Depuis un mois, l'obsession totale du gouvernement israélien d'unité nationale est l'éradication du Hamas, cause d'insécurité permanente d'Israël (rappelons que des roquettes palestiniennes ciblaient régulièrement Israël depuis des dizaines d'années). Cette obsession, qui n'est pas seulement électorale mais aussi fondamentale, puisque c'est l'existence même de l'État d'Israël qui est remise en cause, évacue toutes les autres considérations et en particulier un certain nombre de valeurs humanistes dont l'Europe et les États-Unis notamment se veulent être les porteurs.

En particulier, le Président américain Joe Biden a "sermonné" Benyamin Netanyahou en lui disant qu'il ne faut pas qu'Israël commette la même faute que les États-Unis après le 11 septembre 2001 en faisant la guerre en Irak. Cette position n'a pas été assez rappelée, mais il faut la souligner, elle est la première parole officielle américaine de la faute de l'invasion de l'Irak et la diplomatie française peut être fière d'avoir toujours voulu s'opposer aux États-Unis à cet égard.

Les Américains ont même eu l'audace de donner des conseils techniques à l'armée israélienne pour réduire le nombre de victimes civiles. Car au-delà de l'horreur que vit aujourd'hui la population de Gaza, c'est aussi la popularité du Hamas dans le monde arabe qui est en jeu. Israël considère que l'existence du Hamas l'empêche d'exister puisque ces terroristes veulent l'élimination d'Israël. Mais c'est une organisation parmi les plus prospères, grâce à des fonds probablement iraniens.

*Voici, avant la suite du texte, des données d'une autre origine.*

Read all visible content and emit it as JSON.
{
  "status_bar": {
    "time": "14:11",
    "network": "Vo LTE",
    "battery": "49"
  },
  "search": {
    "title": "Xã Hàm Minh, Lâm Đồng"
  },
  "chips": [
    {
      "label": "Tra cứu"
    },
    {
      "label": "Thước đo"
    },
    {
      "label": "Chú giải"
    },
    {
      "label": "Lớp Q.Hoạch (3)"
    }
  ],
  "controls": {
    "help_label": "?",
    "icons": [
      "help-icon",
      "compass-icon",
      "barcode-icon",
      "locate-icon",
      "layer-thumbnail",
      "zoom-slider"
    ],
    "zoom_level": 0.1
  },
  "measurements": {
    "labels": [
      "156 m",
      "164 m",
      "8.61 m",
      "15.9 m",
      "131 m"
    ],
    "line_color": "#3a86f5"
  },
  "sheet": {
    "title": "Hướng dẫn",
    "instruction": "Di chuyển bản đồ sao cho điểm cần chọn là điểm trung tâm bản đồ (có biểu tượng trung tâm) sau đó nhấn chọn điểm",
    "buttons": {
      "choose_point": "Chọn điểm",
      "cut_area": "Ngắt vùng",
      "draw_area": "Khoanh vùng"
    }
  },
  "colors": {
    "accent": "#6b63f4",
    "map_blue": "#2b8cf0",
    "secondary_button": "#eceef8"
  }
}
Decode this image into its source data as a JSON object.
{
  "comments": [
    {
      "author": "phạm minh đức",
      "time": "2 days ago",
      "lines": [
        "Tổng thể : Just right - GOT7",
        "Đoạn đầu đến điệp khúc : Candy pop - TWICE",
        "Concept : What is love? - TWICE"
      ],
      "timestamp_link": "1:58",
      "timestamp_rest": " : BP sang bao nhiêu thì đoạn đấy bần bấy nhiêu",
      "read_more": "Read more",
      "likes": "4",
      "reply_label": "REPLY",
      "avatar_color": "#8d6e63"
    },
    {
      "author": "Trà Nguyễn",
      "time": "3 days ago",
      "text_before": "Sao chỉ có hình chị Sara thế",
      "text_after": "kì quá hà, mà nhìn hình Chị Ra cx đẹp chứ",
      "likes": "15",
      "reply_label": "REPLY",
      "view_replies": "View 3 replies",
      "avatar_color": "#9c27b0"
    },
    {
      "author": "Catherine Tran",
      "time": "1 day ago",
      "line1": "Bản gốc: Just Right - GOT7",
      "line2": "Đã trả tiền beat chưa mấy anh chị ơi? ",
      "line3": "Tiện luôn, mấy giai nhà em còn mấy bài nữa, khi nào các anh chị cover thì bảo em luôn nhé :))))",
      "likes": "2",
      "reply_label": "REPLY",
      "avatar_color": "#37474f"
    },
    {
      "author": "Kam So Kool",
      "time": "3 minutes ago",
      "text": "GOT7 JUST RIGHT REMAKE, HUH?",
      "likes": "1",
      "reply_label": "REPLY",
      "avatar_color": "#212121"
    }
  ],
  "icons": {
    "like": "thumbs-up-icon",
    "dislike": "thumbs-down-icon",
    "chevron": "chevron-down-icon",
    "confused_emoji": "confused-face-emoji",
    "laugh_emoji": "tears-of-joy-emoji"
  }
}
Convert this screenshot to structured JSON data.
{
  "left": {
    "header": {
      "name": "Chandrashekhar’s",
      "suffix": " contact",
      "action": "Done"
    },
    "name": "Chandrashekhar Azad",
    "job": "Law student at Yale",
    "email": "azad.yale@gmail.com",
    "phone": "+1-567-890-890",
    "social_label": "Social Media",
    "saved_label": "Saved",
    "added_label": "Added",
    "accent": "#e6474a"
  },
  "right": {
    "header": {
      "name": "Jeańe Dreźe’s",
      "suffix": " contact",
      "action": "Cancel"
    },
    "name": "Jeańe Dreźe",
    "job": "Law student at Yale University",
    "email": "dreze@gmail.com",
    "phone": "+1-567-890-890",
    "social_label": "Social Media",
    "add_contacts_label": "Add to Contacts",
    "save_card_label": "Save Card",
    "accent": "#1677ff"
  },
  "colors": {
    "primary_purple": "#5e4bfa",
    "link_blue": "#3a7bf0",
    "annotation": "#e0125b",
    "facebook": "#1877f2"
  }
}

L'armée israélienne devra bien un jour arrêter sa riposte. C'est la guerre et comme toute guerre, il y a des horreurs, les morts se comptent par milliers. Il n'y a pas de guerre sans victimes. Pour autant, un seul mort parmi la population civile reste scandaleux et digne d'indignation (et en outre, cela constitue un crime de guerre lorsque c'est délibéré). Paradoxalement, et c'est là le nœud du problème, ce gouvernement israélien ou le suivant devra bien arriver à une étape de négociation pour enfin bâtir une paix durable. Le processus sera difficile, long, mais les massacres du 7 octobre 2023 ont montré que l'État d'Israël ne pourrait pas être en sécurité sans trouver une réponse à la question palestinienne.

Cette paix durable passera nécessairement par deux États, selon les résolutions de l'ONU. Elle passera aussi par des négociations entre l'État d'Israël et des représentants du peuple palestinien, ce qui suppose, paradoxalement, des délégués du Hamas. Rappelons qu'avant les Accords d'Oslo, l'OLP d'Arafat était considérée comme une organisation terroriste. La paix est toujours une construction fragile et courageuse, mais elle promet la prospérité et les innovations technologiques...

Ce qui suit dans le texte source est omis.